Société des Produits Nestlé SA c/ Maître MEDAFE Marie Chantal, Société Nestlé Côte d’Ivoire SA

OHADA · Adoption : 22 août 2014

La Cour Commune de Justice et d’Arbitrage, après avoir constaté une violation du principe du contradictoire lors de l’appel, casse la décision de la Cour d’appel. Statuant à nouveau, elle déclare toutefois l’appel formé hors délai irrecevable. La saisie conservatoire effectuée à l’encontre de la Société Nestlé est ainsi maintenue. Les motifs portent sur la forclusion de l’appel et les dispositions de l’article 49 de l’AUPSRVE. La décision condamne la Société des Produits Nestlé SA aux dépens.…

Ohadata J-15-179

PROCEDURE – VIOLATION DU CONTRADICTOIRE – CASSATION

SAISIE CONSERVATOIRE – CONVERSION – DEMANDE DE MAINLEVEE

JURIDICTION COMPETENTE : JUGE DE L’ARTICLE 49 DE L’AUPSRVE – IRRECEVABILITE DE L’APPEL INTERJETE HORS DELAI CONTRE SA DECISION

Attendu qu’il résulte de l’arrêt querellé lui-même qu’aucun délai n’a été fixé aux parties pour faire des observations relativement au moyen d’irrecevabilité soulevé d’office ; qu’ayant statué ainsi sur-le-champ après rabat et remise en délibéré, la cour a manifestement violé les dispositions visées au moyen faisant encourir la cassation à sa décision.

La saisine d’un juge, non pas pour contester l’acte de conversion, mais « pour voir ordonner mainlevée [d’une] saisie conservatoire de créance (…) » relève exclusivement de la compétence du Président de la juridiction statuant en matière d’urgence ou du magistrat délégué par lui conformément à l’article 49 de l’AUPSRVE et sa décision est susceptible d’appel dans un délai de quinze jours à compter de son prononcé. L’appel interjeté hors délai est irrecevable.

ARTICLE 49 AUPSRVE

CCJA, 2ème ch., Arrêt n° 088/2014 du 23 juillet 2014 ; Pourvoi n° 091/2011/PC du 24/10/2011 : La Société des Produits Nestlé S.A c/ Maître MEDAFE Marie Chantal, La Société Nestlé Côte d’Ivoire S.A.

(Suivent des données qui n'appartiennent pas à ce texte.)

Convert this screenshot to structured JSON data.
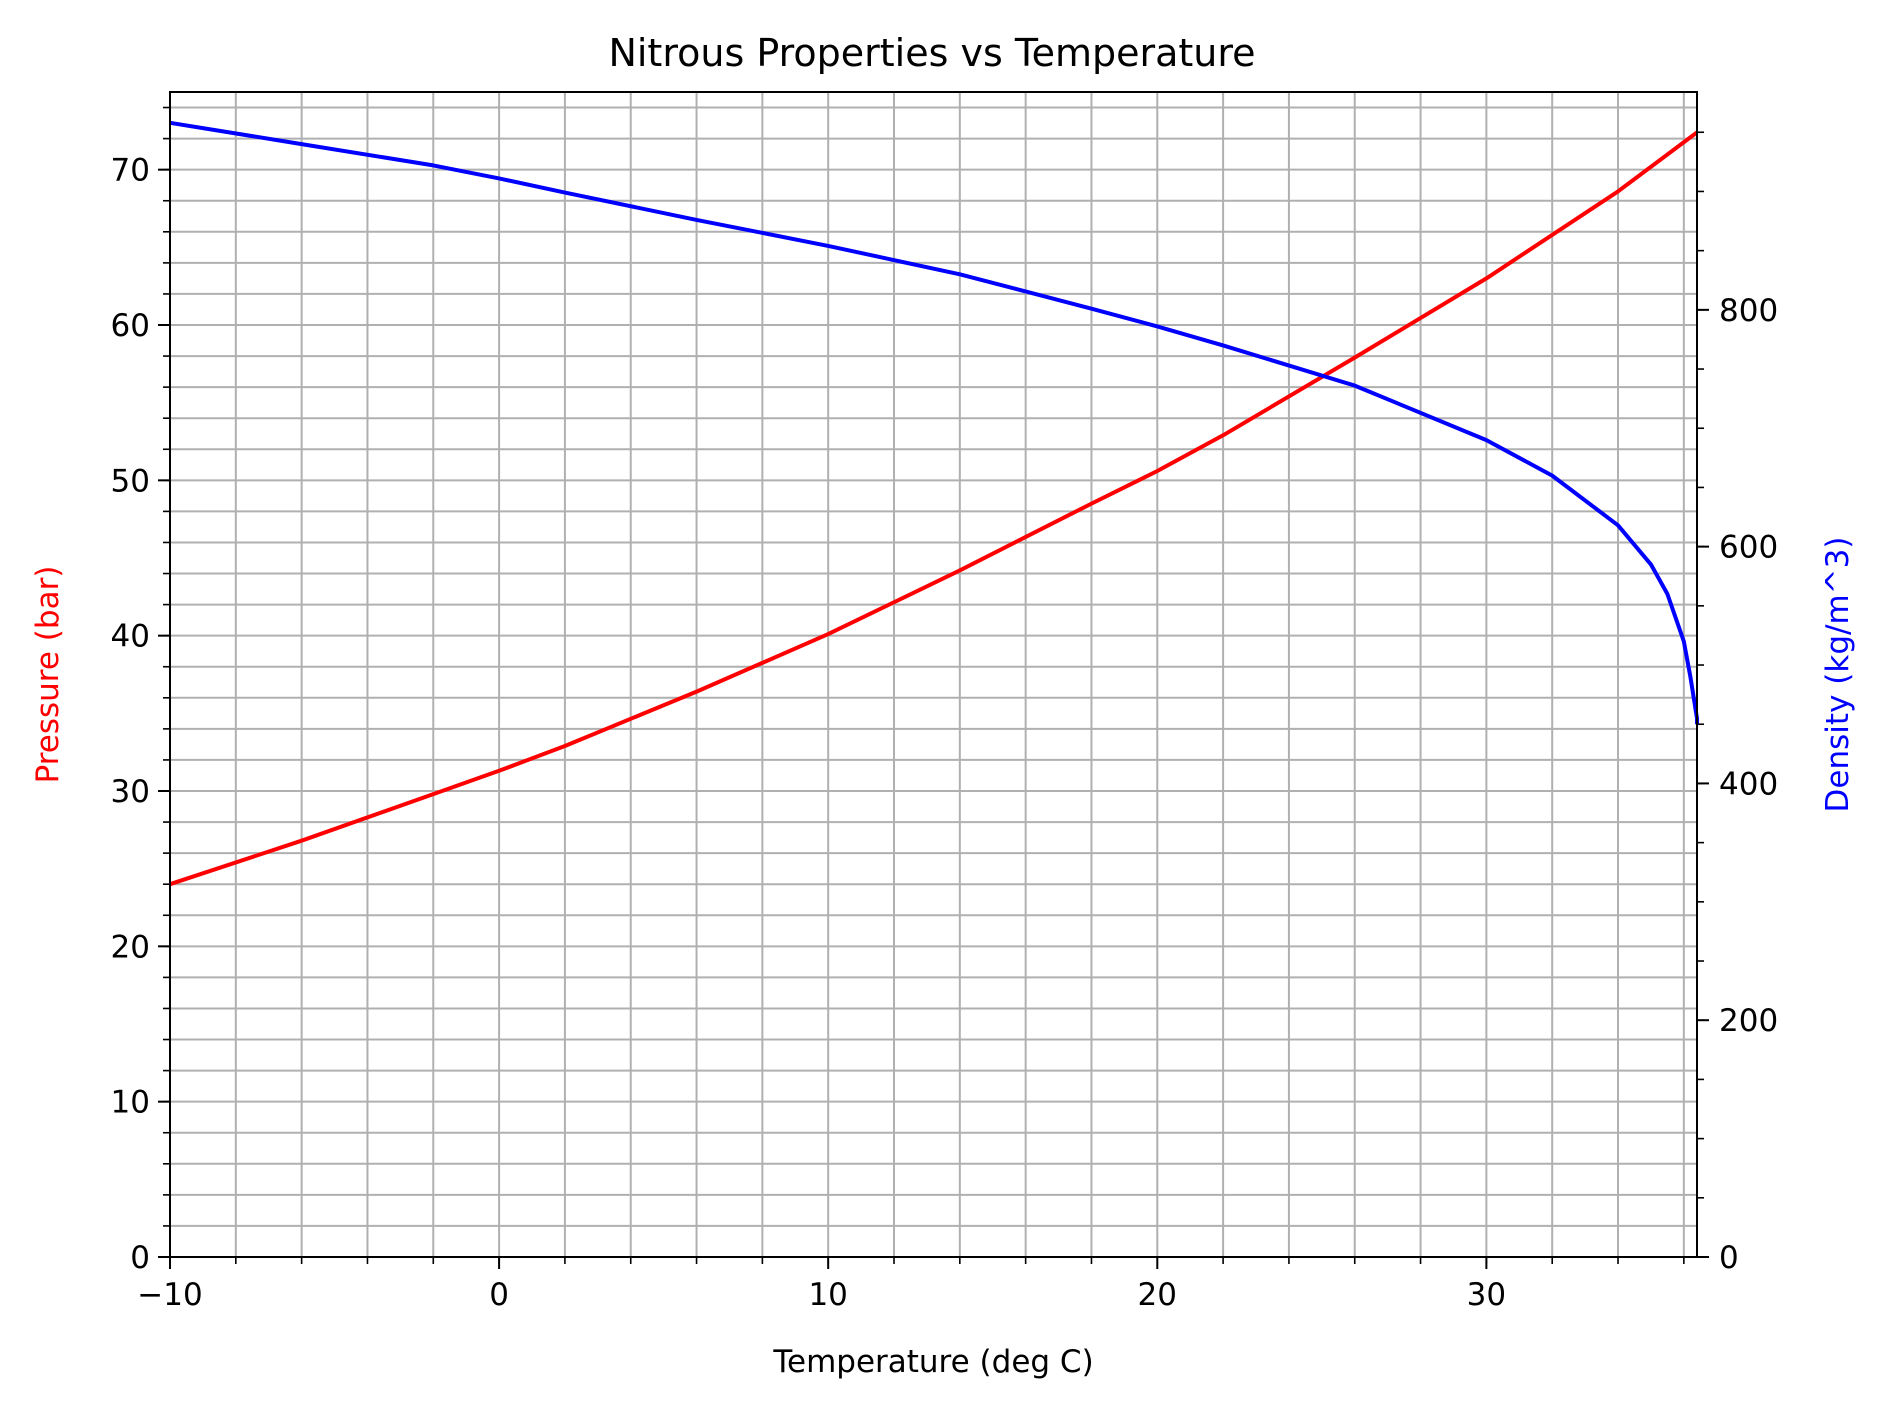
{
  "chart_data": {
    "type": "line",
    "title": "Nitrous Properties vs Temperature",
    "xlabel": "Temperature (deg C)",
    "ylabel_left": "Pressure (bar)",
    "ylabel_right": "Density (kg/m^3)",
    "xlim": [
      -10,
      36.4
    ],
    "ylim_left": [
      0,
      75
    ],
    "ylim_right": [
      0,
      984
    ],
    "x_ticks": [
      {
        "value": -10,
        "label": "−10"
      },
      {
        "value": 0,
        "label": "0"
      },
      {
        "value": 10,
        "label": "10"
      },
      {
        "value": 20,
        "label": "20"
      },
      {
        "value": 30,
        "label": "30"
      }
    ],
    "x_minor_step": 2,
    "y_left_ticks": [
      {
        "value": 0,
        "label": "0"
      },
      {
        "value": 10,
        "label": "10"
      },
      {
        "value": 20,
        "label": "20"
      },
      {
        "value": 30,
        "label": "30"
      },
      {
        "value": 40,
        "label": "40"
      },
      {
        "value": 50,
        "label": "50"
      },
      {
        "value": 60,
        "label": "60"
      },
      {
        "value": 70,
        "label": "70"
      }
    ],
    "y_left_minor_step": 2,
    "y_right_ticks": [
      {
        "value": 0,
        "label": "0"
      },
      {
        "value": 200,
        "label": "200"
      },
      {
        "value": 400,
        "label": "400"
      },
      {
        "value": 600,
        "label": "600"
      },
      {
        "value": 800,
        "label": "800"
      }
    ],
    "y_right_minor_step": 50,
    "grid": true,
    "series": [
      {
        "axis": "left",
        "color": "#ff0000",
        "x": [
          -10,
          -6,
          -2,
          0,
          2,
          6,
          10,
          14,
          18,
          20,
          22,
          26,
          30,
          34,
          36.4
        ],
        "y": [
          24.0,
          26.8,
          29.8,
          31.3,
          32.9,
          36.4,
          40.1,
          44.2,
          48.5,
          50.6,
          52.9,
          57.9,
          63.0,
          68.6,
          72.4
        ]
      },
      {
        "axis": "right",
        "color": "#0000ff",
        "x": [
          -10,
          -6,
          -2,
          0,
          2,
          6,
          10,
          14,
          18,
          20,
          22,
          26,
          30,
          32,
          34,
          35,
          35.5,
          36,
          36.2,
          36.4,
          36.4
        ],
        "y": [
          958,
          940,
          922,
          911,
          899,
          876,
          854,
          830,
          801,
          786,
          770,
          736,
          690,
          660,
          618,
          585,
          560,
          520,
          490,
          455,
          450
        ]
      }
    ]
  }
}
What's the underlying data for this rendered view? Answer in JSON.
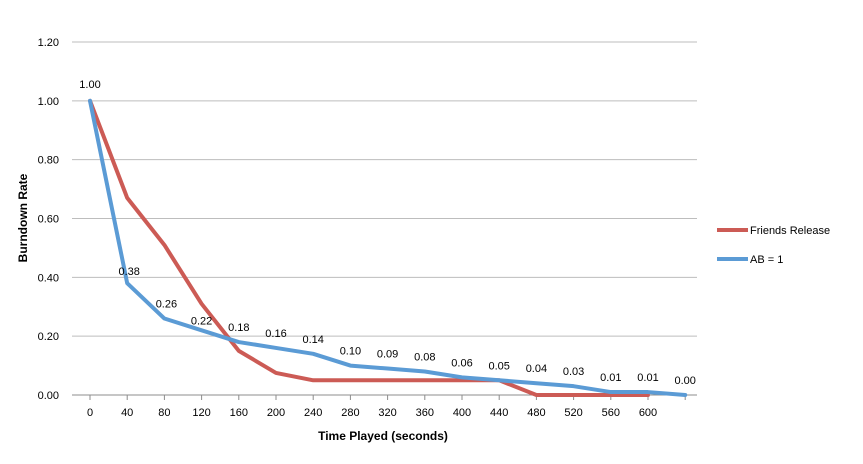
{
  "chart_data": {
    "type": "line",
    "title": "",
    "xlabel": "Time Played (seconds)",
    "ylabel": "Burndown Rate",
    "ylim": [
      0,
      1.2
    ],
    "yticks": [
      "0.00",
      "0.20",
      "0.40",
      "0.60",
      "0.80",
      "1.00",
      "1.20"
    ],
    "categories": [
      "0",
      "40",
      "80",
      "120",
      "160",
      "200",
      "240",
      "280",
      "320",
      "360",
      "400",
      "440",
      "480",
      "520",
      "560",
      "600",
      ""
    ],
    "grid": true,
    "legend_position": "right",
    "series": [
      {
        "name": "Friends Release",
        "color": "#cc5b55",
        "values": [
          1.0,
          0.67,
          0.51,
          0.31,
          0.15,
          0.075,
          0.05,
          0.05,
          0.05,
          0.05,
          0.05,
          0.05,
          0.0,
          0.0,
          0.0,
          0.0,
          null
        ],
        "data_labels": null
      },
      {
        "name": "AB = 1",
        "color": "#5b9bd5",
        "values": [
          1.0,
          0.38,
          0.26,
          0.22,
          0.18,
          0.16,
          0.14,
          0.1,
          0.09,
          0.08,
          0.06,
          0.05,
          0.04,
          0.03,
          0.01,
          0.01,
          0.0
        ],
        "data_labels": [
          "1.00",
          "0.38",
          "0.26",
          "0.22",
          "0.18",
          "0.16",
          "0.14",
          "0.10",
          "0.09",
          "0.08",
          "0.06",
          "0.05",
          "0.04",
          "0.03",
          "0.01",
          "0.01",
          "0.00"
        ]
      }
    ]
  }
}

La Cour Commune de Justice et d’Arbitrage (CCJA) de l’Organisation pour l’Harmonisation en Afrique du Droit des Affaires (OHADA), Deuxième Chambre, a rendu l’Arrêt suivant en son audience publique du 23 juillet 2014 où étaient présents :

  • Messieurs Abdoulaye Issoufi TOURE, Président
  • Namuano Francisco DIAS GOMES, Juge, rapporteur
  • Djimasna N’DONINGAR, Juge
  • Maître Jean Bosco MONBLE, Greffier

Sur le pourvoi enregistré au greffe de la Cour de céans le 24 octobre 2011 sous le n° 091/2011/PC et formé par Me Michel Henri KOKRA, Avocat à la Cour, Résidence les Acacias, 3ème étage, 20-22 Bd. Clozel, 20 BP 464 Abidjan 20, agissant au nom et pour le compte de la Société des Produits Nestlé SA, société de droit Helvétique, dont le siège est à Avenue Nestlé 55, CH - 1800 Vevey, Suisse, aux poursuites et diligences de son représentant légal Monsieur Ricardo Cortés-Monroy Castillo, Directeur, dans la cause l’opposant à Maître MEDAFE Marie Chantal, avocat à la Cour d’appel d’Abidjan, dont le Cabinet est à 7 bis, Bd des Avodirés, 01 BP 7352 Abidjan 01, ayant pour Conseil le Cabinet Oré et Associés, Avocats à la Cour, Abidjan Plateau, Angle Av. Marchand - Bd. Clozel, Immeuble GYAM, 3ème étage porte 07, en cassation de l’Arrêt civil n° 143/civ 3A rendu le 25 mars 2011 par la Cour d’appel d’Abidjan, dont le dispositif est le suivant :

« Statuant publiquement, contradictoirement, en matière de référé d’heure à heure et en dernier ressort ; Déclare la Société des Produits NESTLE SA irrecevable en son appel ; La condamne aux dépens. »

La requérante invoque à l’appui de son pourvoi le moyen unique de cassation en ces deux branches tel qu’il figure à la requête annexée au présent arrêt.